Siyasetin özünü halkın oluşturduğuna vurgu yapan Kılıçdaroğlu, "Her
alanda bizim başarılı yöneticilerimiz var. Yazarlarımız,
sinemacılarımız, tarımcımız, iş adamımız var. Her alanda başarılı
insanlarımız var. Başarısız olduğumuz tek alan siyaset. Halka en
fazla yalan söyleyeni, hep iktidara getirdik. Ne yapıyoruz biz?
1920 ile 1946 yılları arasında gelişmeler çok önemlidir. Eksikliği,
yanlışları vardır. Ama en azından şunu yaptılar. 1925 Kayseri’de
uçak fabrikası yaptılar. 9 yıl sonra ilk uçak Ankara’ya indi.
Merkez Bankası’nı yaptılar. Sümerbankları Etibankları kurdular.
Şimdi biz yabancılara satıyoruz. Yabancı sermaye geliyor. Bankaları
satın alıyor. Şimdi kâr yurt dışına gidecek. Yeni fabrika
kursunlar, yeni istihdam kursunlar. Hayır ben faize geliyorum
diyorlar. Bunu hepimizin düşünmesi lazım. Sonuçta kaybeden
sizlersiniz" şeklinde konuştu.
"İNANÇ VE ETNİK KİMLİK ÜZERİNDEN SİYASET YAPILMAZ"

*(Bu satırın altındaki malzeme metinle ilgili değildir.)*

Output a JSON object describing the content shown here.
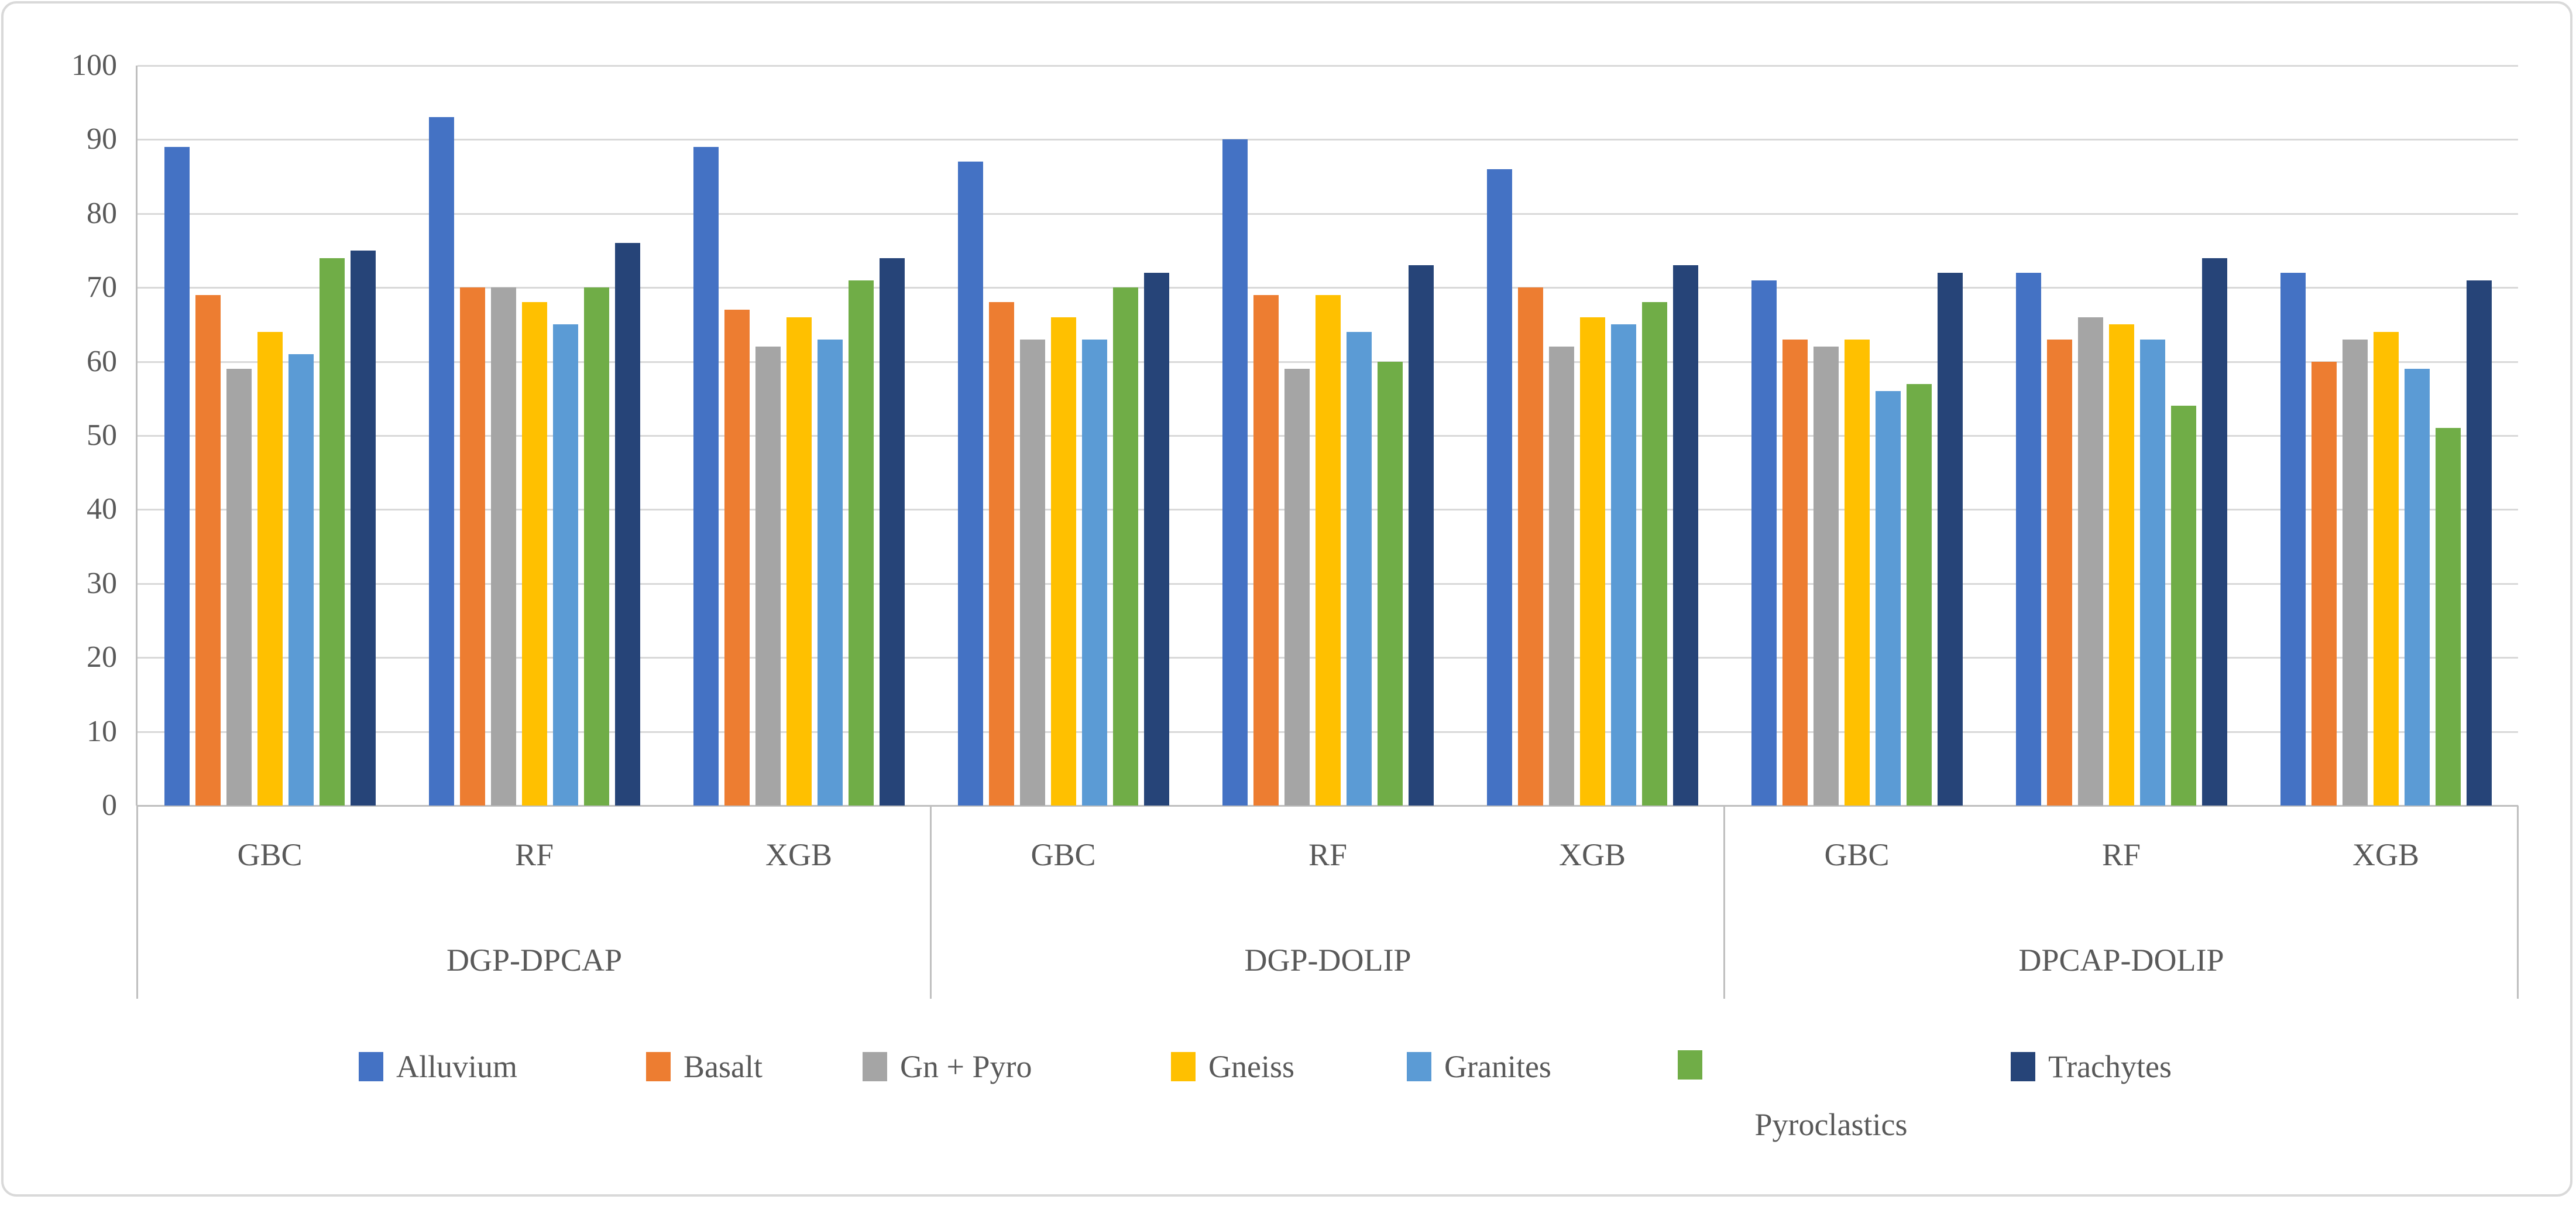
{
  "figure": {
    "background": "#FFFFFF",
    "border_color": "#D9D9D9",
    "grid_color": "#D9D9D9",
    "axis_color": "#BFBFBF",
    "text_color": "#595959"
  },
  "chart_data": {
    "type": "bar",
    "title": "",
    "xlabel": "",
    "ylabel": "",
    "grid": "horizontal",
    "legend_position": "bottom",
    "y_axis": {
      "min": 0,
      "max": 100,
      "step": 10,
      "tick_labels": [
        "0",
        "10",
        "20",
        "30",
        "40",
        "50",
        "60",
        "70",
        "80",
        "90",
        "100"
      ]
    },
    "x_axis": {
      "sections": [
        {
          "label": "DGP-DPCAP",
          "models": [
            "GBC",
            "RF",
            "XGB"
          ]
        },
        {
          "label": "DGP-DOLIP",
          "models": [
            "GBC",
            "RF",
            "XGB"
          ]
        },
        {
          "label": "DPCAP-DOLIP",
          "models": [
            "GBC",
            "RF",
            "XGB"
          ]
        }
      ]
    },
    "categories": [
      "DGP-DPCAP GBC",
      "DGP-DPCAP RF",
      "DGP-DPCAP XGB",
      "DGP-DOLIP GBC",
      "DGP-DOLIP RF",
      "DGP-DOLIP XGB",
      "DPCAP-DOLIP GBC",
      "DPCAP-DOLIP RF",
      "DPCAP-DOLIP XGB"
    ],
    "series": [
      {
        "name": "Alluvium",
        "color": "#4472C4",
        "values": [
          89,
          93,
          89,
          87,
          90,
          86,
          71,
          72,
          72
        ]
      },
      {
        "name": "Basalt",
        "color": "#ED7D31",
        "values": [
          69,
          70,
          67,
          68,
          69,
          70,
          63,
          63,
          60
        ]
      },
      {
        "name": "Gn + Pyro",
        "color": "#A5A5A5",
        "values": [
          59,
          70,
          62,
          63,
          59,
          62,
          62,
          66,
          63
        ]
      },
      {
        "name": "Gneiss",
        "color": "#FFC000",
        "values": [
          64,
          68,
          66,
          66,
          69,
          66,
          63,
          65,
          64
        ]
      },
      {
        "name": "Granites",
        "color": "#5B9BD5",
        "values": [
          61,
          65,
          63,
          63,
          64,
          65,
          56,
          63,
          59
        ]
      },
      {
        "name": "Pyroclastics",
        "color": "#70AD47",
        "values": [
          74,
          70,
          71,
          70,
          60,
          68,
          57,
          54,
          51
        ]
      },
      {
        "name": "Trachytes",
        "color": "#264478",
        "values": [
          75,
          76,
          74,
          72,
          73,
          73,
          72,
          74,
          71
        ]
      }
    ]
  }
}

Suriye meselesine de değinen Kılıçdaroğlu, "Suriye ile alıp
veremediğimiz nedir? Hangi gerekçe ile düşman olduk. Reyhanlı’da 52
yurttaş öldü, Cilvegözü’nde 14 kişi, sınırda 1 polis şehit oldu.
Askerlerin kafasına çuval geçirildi. Türkiye Cumhuriyeti’nde böyle
bir şey gördünüz mü? Bu kadar menfur olayın olduğunu gördünüz mü?

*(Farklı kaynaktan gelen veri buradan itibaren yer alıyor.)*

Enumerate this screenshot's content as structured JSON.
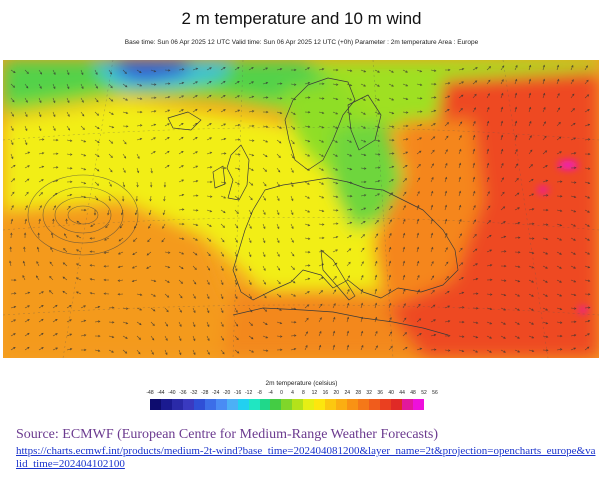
{
  "header": {
    "title": "2 m temperature and 10 m wind",
    "subtitle": "Base time: Sun 06 Apr 2025 12 UTC Valid time: Sun 06 Apr 2025 12 UTC (+0h) Parameter : 2m temperature Area : Europe"
  },
  "legend": {
    "title": "2m temperature (celsius)",
    "ticks": [
      "-48",
      "-44",
      "-40",
      "-36",
      "-32",
      "-28",
      "-24",
      "-20",
      "-16",
      "-12",
      "-8",
      "-4",
      "0",
      "4",
      "8",
      "12",
      "16",
      "20",
      "24",
      "28",
      "32",
      "36",
      "40",
      "44",
      "48",
      "52",
      "56"
    ],
    "colors": [
      "#0d0c6e",
      "#1a1a90",
      "#2a2aa8",
      "#3a3ac0",
      "#2f4fd6",
      "#3c6ee8",
      "#4a8cf4",
      "#4cb0f6",
      "#22d0f0",
      "#20e6c2",
      "#20d88a",
      "#44cc44",
      "#80d62a",
      "#b4e21a",
      "#e6ef14",
      "#fde60e",
      "#fcc810",
      "#fbae12",
      "#f99214",
      "#f57818",
      "#f05c1c",
      "#ea4020",
      "#e02a26",
      "#e2189c",
      "#ee10dc"
    ]
  },
  "source": {
    "text": "Source: ECMWF (European Centre for Medium-Range Weather Forecasts)",
    "link": "https://charts.ecmwf.int/products/medium-2t-wind?base_time=202404081200&layer_name=2t&projection=opencharts_europe&valid_time=202404102100"
  },
  "map_colors": {
    "ocean_warm": "#f49a1e",
    "yellow": "#f2ee16",
    "lime": "#9fe020",
    "green": "#52d24a",
    "cyan": "#3ac2d8",
    "blue": "#2a5ad8",
    "red": "#ee3a22",
    "magenta": "#ee10dc",
    "coast": "#3a3a3a"
  }
}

Askerinin başına çuval geçirildiği zaman sesini çıkarmayan mı?
Yoksa ’Afyon ekmeyeceksiniz’ diyene ’ekeceğiz’ diyen kişi mi
ülkesini daha çok seviyor? Bunu bilmemiz gerekiyor; inanç üzerinden
siyaset, en tehlikeli siyasettir. Etnik kimlik konusunda da siyaset
yapmak tehlikelidir. Siyasetin konusu vatandaşın derdidir. Bu
ülkede yaşıyorsak devlet işsiz olana iş bulmak zorundadır. Üretiyor
çiftçi, bırak üretsin. Devlet olarak senin görevin budur.
Vatandaşın kimliğiyle uğraşamazsın sen. Bunu yaparsan vatandaşı
bölersin, bölücülük yaparsın" ifadelerini kullandı.

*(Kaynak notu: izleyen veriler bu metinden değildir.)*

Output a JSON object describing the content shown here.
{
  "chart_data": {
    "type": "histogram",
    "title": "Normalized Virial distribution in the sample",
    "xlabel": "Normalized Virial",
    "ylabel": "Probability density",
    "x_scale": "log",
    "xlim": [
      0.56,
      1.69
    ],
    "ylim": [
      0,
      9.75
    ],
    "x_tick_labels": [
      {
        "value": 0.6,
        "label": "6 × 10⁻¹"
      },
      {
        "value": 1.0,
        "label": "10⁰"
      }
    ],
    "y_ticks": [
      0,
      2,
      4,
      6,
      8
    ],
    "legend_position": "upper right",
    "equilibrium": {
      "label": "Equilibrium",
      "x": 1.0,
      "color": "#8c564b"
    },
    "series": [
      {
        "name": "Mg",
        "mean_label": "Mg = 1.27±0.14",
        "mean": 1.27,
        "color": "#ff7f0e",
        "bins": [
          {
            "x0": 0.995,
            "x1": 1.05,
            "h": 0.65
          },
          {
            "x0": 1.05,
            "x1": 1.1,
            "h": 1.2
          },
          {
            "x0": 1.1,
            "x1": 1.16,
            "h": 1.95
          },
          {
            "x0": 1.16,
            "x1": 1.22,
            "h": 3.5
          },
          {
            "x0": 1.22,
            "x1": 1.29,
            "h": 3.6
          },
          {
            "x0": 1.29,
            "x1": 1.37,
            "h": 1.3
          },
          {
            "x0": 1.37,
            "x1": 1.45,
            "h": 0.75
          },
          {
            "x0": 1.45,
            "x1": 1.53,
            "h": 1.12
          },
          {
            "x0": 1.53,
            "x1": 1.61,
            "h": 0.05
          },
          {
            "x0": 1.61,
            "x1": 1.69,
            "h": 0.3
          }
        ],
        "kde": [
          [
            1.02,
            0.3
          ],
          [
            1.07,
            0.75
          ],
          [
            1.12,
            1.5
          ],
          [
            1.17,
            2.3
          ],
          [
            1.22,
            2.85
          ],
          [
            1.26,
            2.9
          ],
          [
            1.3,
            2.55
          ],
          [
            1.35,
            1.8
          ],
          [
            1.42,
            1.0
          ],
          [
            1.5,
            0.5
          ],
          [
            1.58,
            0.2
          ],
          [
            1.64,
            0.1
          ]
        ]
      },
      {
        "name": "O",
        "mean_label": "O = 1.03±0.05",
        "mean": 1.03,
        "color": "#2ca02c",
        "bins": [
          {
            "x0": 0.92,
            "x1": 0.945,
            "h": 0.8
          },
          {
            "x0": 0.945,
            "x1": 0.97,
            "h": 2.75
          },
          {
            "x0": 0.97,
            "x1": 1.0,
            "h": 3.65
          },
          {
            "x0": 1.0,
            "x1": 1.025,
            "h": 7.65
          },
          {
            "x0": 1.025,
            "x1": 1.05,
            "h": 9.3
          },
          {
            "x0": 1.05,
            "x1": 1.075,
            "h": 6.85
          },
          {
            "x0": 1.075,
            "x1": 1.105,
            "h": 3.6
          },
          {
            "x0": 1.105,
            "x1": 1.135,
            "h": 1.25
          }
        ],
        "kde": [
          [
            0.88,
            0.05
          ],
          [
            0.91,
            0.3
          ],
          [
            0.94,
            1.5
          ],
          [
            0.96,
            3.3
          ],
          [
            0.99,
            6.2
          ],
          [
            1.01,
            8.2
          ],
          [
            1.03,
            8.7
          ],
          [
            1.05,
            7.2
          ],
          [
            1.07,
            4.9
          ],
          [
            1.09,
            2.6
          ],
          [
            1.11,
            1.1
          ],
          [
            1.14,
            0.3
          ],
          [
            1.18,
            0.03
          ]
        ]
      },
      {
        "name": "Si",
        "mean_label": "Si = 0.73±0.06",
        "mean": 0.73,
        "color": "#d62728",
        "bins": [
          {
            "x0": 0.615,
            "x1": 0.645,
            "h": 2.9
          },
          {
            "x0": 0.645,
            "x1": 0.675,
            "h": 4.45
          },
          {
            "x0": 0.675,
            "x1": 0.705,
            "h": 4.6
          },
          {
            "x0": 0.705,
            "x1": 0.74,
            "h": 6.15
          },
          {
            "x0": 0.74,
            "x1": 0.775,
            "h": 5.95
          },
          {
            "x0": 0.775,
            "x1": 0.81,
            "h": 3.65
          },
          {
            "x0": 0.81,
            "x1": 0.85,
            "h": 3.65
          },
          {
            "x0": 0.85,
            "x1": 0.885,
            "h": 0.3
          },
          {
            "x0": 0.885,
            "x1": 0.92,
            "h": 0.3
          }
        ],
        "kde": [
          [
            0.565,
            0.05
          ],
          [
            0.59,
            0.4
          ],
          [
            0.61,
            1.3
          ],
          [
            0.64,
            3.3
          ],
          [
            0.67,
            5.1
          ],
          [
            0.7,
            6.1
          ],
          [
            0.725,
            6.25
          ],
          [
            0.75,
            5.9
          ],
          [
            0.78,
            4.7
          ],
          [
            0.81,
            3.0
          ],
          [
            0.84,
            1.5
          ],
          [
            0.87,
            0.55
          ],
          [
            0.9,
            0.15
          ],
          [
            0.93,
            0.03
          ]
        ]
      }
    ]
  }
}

Ülkenin yeni bir anlayışa ihtiyacı olduğunu dile getiren
Kılıçdaroğlu, şunları söyledi: "Yeni bir yönetime, kul hakkı, yetim
hakkı yemeyen, vatandaşın derdini çözen, ne kimlik ne etnik ayrımı
yapan, her vatandaşını başının üstünde kabul eden yeni bir anlayışa
ihtiyacımız var. Bunun yolu sizin düşüncenizden geçer. Beraber
düşüneceğiz. Siyaset vurmakla, kırmakla olmaz. Siyaset bir
yarıştır. Siyaset, ülkenin yararına yapılan bir yarıştır.
Yandaşların çıkarları üzerine siyaset inşa edilmez. Yeni bir yol
haritasına ihtiyacımız var. Hesap vermekten korkmayan siyaset
anlayışına ihtiyacımız var."
"YANGINA BENZİNLE GİTMEMELİYİZ"
Kılıçdaroğlu, açıklamalarını şöyle sürdürdü: "Milli günler
yasaklanır mı? Yasak getiriyorsunuz. Çocuklarımıza milli
günlerimizi öğreteceğiz. Hangi devlet öğretmez milli günlerini?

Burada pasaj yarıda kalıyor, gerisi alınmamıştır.